W piątek poseł Łukasz Litewka nagłośnił sytuację w Schronisku dla Bezdomnych Zwierząt w Krakowie, które jest obecnie przepełnione. Sytuacji nie poprawia nadchodząca fala mrozów.
"Niestety warunki są jakie są. Jest część zamknięta gdzie jest ciepło i upchana jest po psie brzegi i część otwarta - kojce, tam zimno, mokro, beton, a buda i sianko mało tutaj pomagają. Jest tam sporo psiaków, naprawdę pociesznych mordek, które radzą sobie jak mogą i czekają na lepszy los. Problem jest taki, że po weekendzie
zima zaatakuje Polskę
. Prognozy nie pozostawiają złudzeń: -15,-17,-20 to temperatury w nocy"- napisał na Facebooku.
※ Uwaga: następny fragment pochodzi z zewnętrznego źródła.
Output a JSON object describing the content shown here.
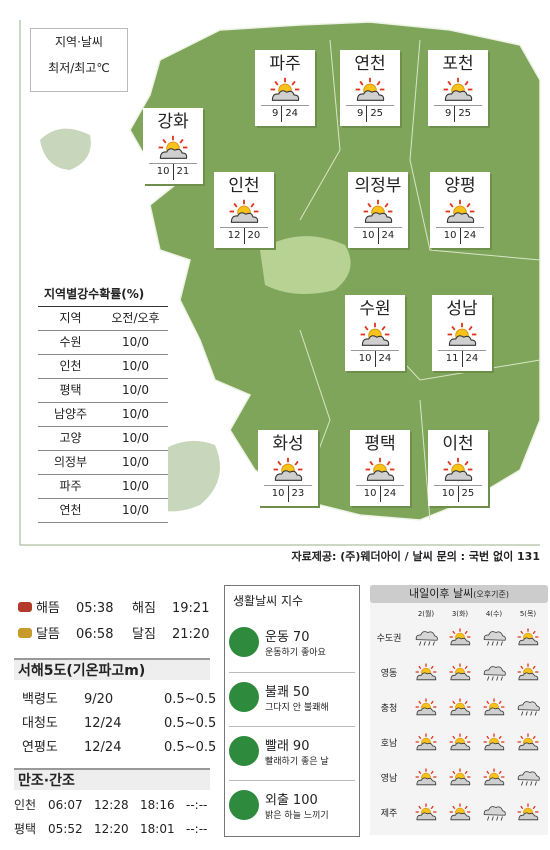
{
  "legend": {
    "line1": "지역·날씨",
    "line2": "최저/최고℃"
  },
  "cities": [
    {
      "name": "파주",
      "min": 9,
      "max": 24
    },
    {
      "name": "연천",
      "min": 9,
      "max": 25
    },
    {
      "name": "포천",
      "min": 9,
      "max": 25
    },
    {
      "name": "강화",
      "min": 10,
      "max": 21
    },
    {
      "name": "인천",
      "min": 12,
      "max": 20
    },
    {
      "name": "의정부",
      "min": 10,
      "max": 24
    },
    {
      "name": "양평",
      "min": 10,
      "max": 24
    },
    {
      "name": "수원",
      "min": 10,
      "max": 24
    },
    {
      "name": "성남",
      "min": 11,
      "max": 24
    },
    {
      "name": "화성",
      "min": 10,
      "max": 23
    },
    {
      "name": "평택",
      "min": 10,
      "max": 24
    },
    {
      "name": "이천",
      "min": 10,
      "max": 25
    }
  ],
  "precipitation": {
    "title": "지역별강수확률(%)",
    "header": [
      "지역",
      "오전/오후"
    ],
    "rows": [
      [
        "수원",
        "10/0"
      ],
      [
        "인천",
        "10/0"
      ],
      [
        "평택",
        "10/0"
      ],
      [
        "남양주",
        "10/0"
      ],
      [
        "고양",
        "10/0"
      ],
      [
        "의정부",
        "10/0"
      ],
      [
        "파주",
        "10/0"
      ],
      [
        "연천",
        "10/0"
      ]
    ]
  },
  "source": "자료제공: (주)웨더아이 / 날씨 문의 : 국번 없이 131",
  "sun_moon": [
    {
      "rise_label": "해뜸",
      "rise": "05:38",
      "set_label": "해짐",
      "set": "19:21"
    },
    {
      "rise_label": "달뜸",
      "rise": "06:58",
      "set_label": "달짐",
      "set": "21:20"
    }
  ],
  "islands": {
    "title": "서해5도(기온파고m)",
    "rows": [
      [
        "백령도",
        "9/20",
        "0.5~0.5"
      ],
      [
        "대청도",
        "12/24",
        "0.5~0.5"
      ],
      [
        "연평도",
        "12/24",
        "0.5~0.5"
      ]
    ]
  },
  "tides": {
    "title": "만조·간조",
    "rows": [
      [
        "인천",
        "06:07",
        "12:28",
        "18:16",
        "--:--"
      ],
      [
        "평택",
        "05:52",
        "12:20",
        "18:01",
        "--:--"
      ]
    ]
  },
  "life_index": {
    "title": "생활날씨 지수",
    "items": [
      {
        "name": "운동",
        "value": 70,
        "desc": "운동하기 좋아요"
      },
      {
        "name": "불쾌",
        "value": 50,
        "desc": "그다지 안 불쾌해"
      },
      {
        "name": "빨래",
        "value": 90,
        "desc": "빨래하기 좋은 날"
      },
      {
        "name": "외출",
        "value": 100,
        "desc": "밝은 하늘 느끼기"
      }
    ]
  },
  "forecast": {
    "title": "내일이후 날씨",
    "subtitle": "(오후기준)",
    "days": [
      "2(월)",
      "3(화)",
      "4(수)",
      "5(목)"
    ],
    "regions": [
      {
        "name": "수도권",
        "icons": [
          "cloud-rain",
          "sun-cloud",
          "cloud-rain",
          "sun-cloud"
        ]
      },
      {
        "name": "영동",
        "icons": [
          "sun-cloud",
          "sun-cloud",
          "cloud-rain",
          "sun-cloud"
        ]
      },
      {
        "name": "충청",
        "icons": [
          "sun-cloud",
          "sun-cloud",
          "sun-cloud",
          "cloud-rain"
        ]
      },
      {
        "name": "호남",
        "icons": [
          "sun-cloud",
          "sun-cloud",
          "sun-cloud",
          "sun-cloud"
        ]
      },
      {
        "name": "영남",
        "icons": [
          "sun-cloud",
          "sun-cloud",
          "sun-cloud",
          "cloud-rain"
        ]
      },
      {
        "name": "제주",
        "icons": [
          "sun-cloud",
          "sun-cloud",
          "cloud-rain",
          "sun-cloud"
        ]
      }
    ]
  }
}
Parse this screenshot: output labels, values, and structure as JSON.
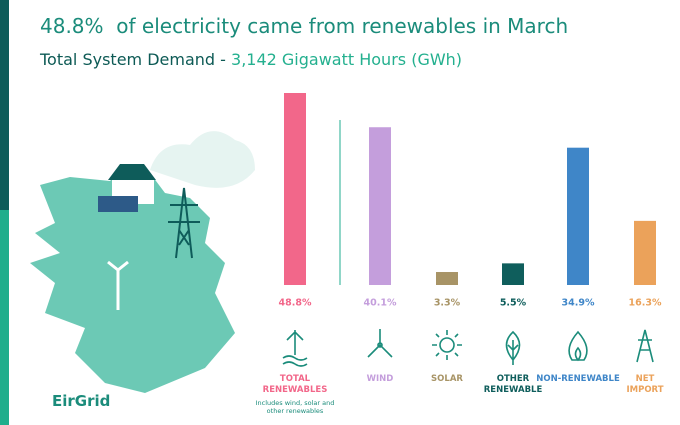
{
  "title_value": "48.8%",
  "title_text": "of electricity came from renewables in March",
  "subtitle_label": "Total System Demand -",
  "subtitle_value": "3,142 Gigawatt Hours (GWh)",
  "logo": "EirGrid",
  "chart_data": {
    "type": "bar",
    "categories": [
      "TOTAL\nRENEWABLES",
      "WIND",
      "SOLAR",
      "OTHER\nRENEWABLE",
      "NON-RENEWABLE",
      "NET\nIMPORT"
    ],
    "values": [
      48.8,
      40.1,
      3.3,
      5.5,
      34.9,
      16.3
    ],
    "value_labels": [
      "48.8%",
      "40.1%",
      "3.3%",
      "5.5%",
      "34.9%",
      "16.3%"
    ],
    "colors": [
      "#f2678a",
      "#c49edc",
      "#a89466",
      "#0f5e5c",
      "#3f86c8",
      "#eba25a"
    ],
    "total_note": "Includes wind, solar and other renewables"
  }
}
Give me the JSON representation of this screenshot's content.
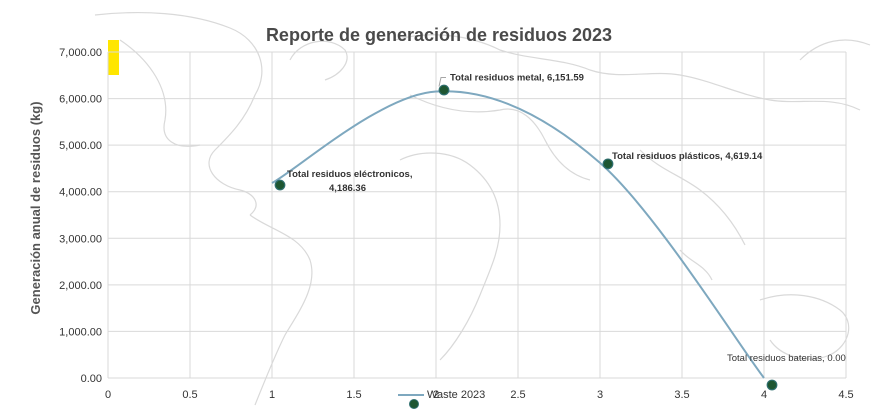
{
  "chart_data": {
    "type": "scatter",
    "title": "Reporte de generación de residuos 2023",
    "ylabel": "Generación anual de residuos (kg)",
    "xlabel": "",
    "xlim": [
      0,
      4.5
    ],
    "ylim": [
      0,
      7000
    ],
    "x_ticks": [
      "0",
      "0.5",
      "1",
      "1.5",
      "2",
      "2.5",
      "3",
      "3.5",
      "4",
      "4.5"
    ],
    "y_ticks": [
      "0.00",
      "1,000.00",
      "2,000.00",
      "3,000.00",
      "4,000.00",
      "5,000.00",
      "6,000.00",
      "7,000.00"
    ],
    "grid": true,
    "legend": {
      "position": "bottom",
      "entries": [
        "Waste 2023"
      ]
    },
    "colors": {
      "line": "#7ea8bf",
      "marker_fill": "#1e5631",
      "marker_stroke": "#2e6e6e",
      "highlight": "#ffe600"
    },
    "series": [
      {
        "name": "Waste 2023",
        "x": [
          1,
          2,
          3,
          4
        ],
        "y": [
          4186.36,
          6151.59,
          4619.14,
          0
        ]
      }
    ],
    "data_labels": [
      {
        "line1": "Total residuos eléctronicos,",
        "line2": "4,186.36"
      },
      {
        "line1": "Total residuos metal, 6,151.59"
      },
      {
        "line1": "Total residuos plásticos, 4,619.14"
      },
      {
        "line1": "Total residuos baterias, 0.00"
      }
    ]
  }
}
Wolontariusze wystosowali apel do mieszkańców o zapewnienie czworonogom domów albo chociaż jednej ciepłej nocy, żeby mogły przetrwać zimę. Litewka postanowił pomóc schronisku. Poinformował, że adopcje odbywają się przez najbliższe dni aż do odwołania w godzinach 10-17.
Wpis okazał się sukcesem, a do schroniska
ustawiają się kolejki
zainteresowanych pomocą.
Schronisko poinformowało, że sobota zakończyła się
67 adopcjami
.
"To był emocjonujący, ale zarazem bardzo wymagający dzień dla naszych pracowników. Ilość osób, które odwiedziły nasze schronisko zdawała się nie mieć końca i to jest absolutnie piękne" - wyznali wolontariusze.